Virgin Mobile, which uses the One 2 One network, advertises the fact that when you change networks you don’t have to change phones, and it claims not to subsidise handsets as much as its rivals.

“A vortex has been created by subsidised handsets,” says Virgin Mobile spokesman Steven Day. “Manufacturers are producing new models every few months instead of every few years and the networks are losing their investment in pre-pay handsets more quickly as consumers move on to a new network and a new package.

“We forecast the handset subsidies will diminish because it is economically futile and a dangerous game to play if you are worried about customer retention.”
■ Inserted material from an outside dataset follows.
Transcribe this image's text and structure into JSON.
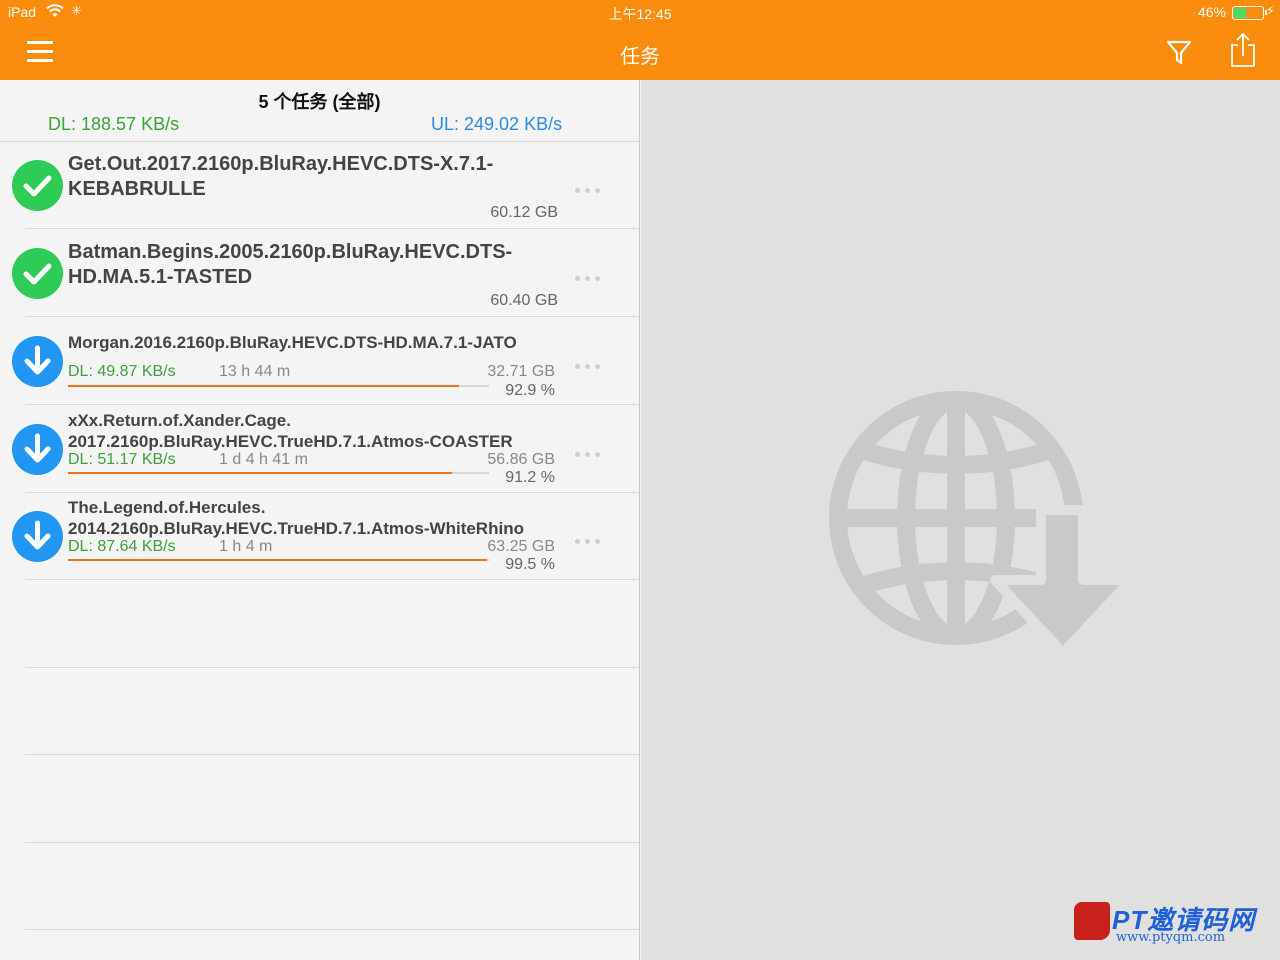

He says networks are putting policies in place to diminish subsidies and increase retention: “But we try to destabilise all that and started in July with our Divorce campaign, which is working – our Sim card-only sales [where customers buy only the Sim chip which powers a mobile phone rather than the handset as well] are 20 per cent ahead of our handset sales.”

But by advertising the ease with which it is possible to change networks, surely Virgin Mobile is adding to the “churn” problem: “We believe the key differentiator is quality of service and services, which is why Virgin Xtras is very important to us.”

Virgin Xtras offers users the chance to purchase products such as holidays, CDs and electrical goods over the phone at discounts on high-street prices.

The company plans for 45 per cent of its revenue to come from value-added services, other than voice, within five years. Virgin Mobile believes this is achievable because Virgin is already a trusted consumer brand. “The networks are technology companies first and consumer companies second. We are the opposite – a consumer brand backing into the technology. Customers would buy holidays from us but would they from Vodafone?” says Day.

He adds: “So far it’s been a mad panic for volume, getting and retaining customers. Now everyone is spending millions of pounds a day hoping they’ll find something sticky to make customers stay.”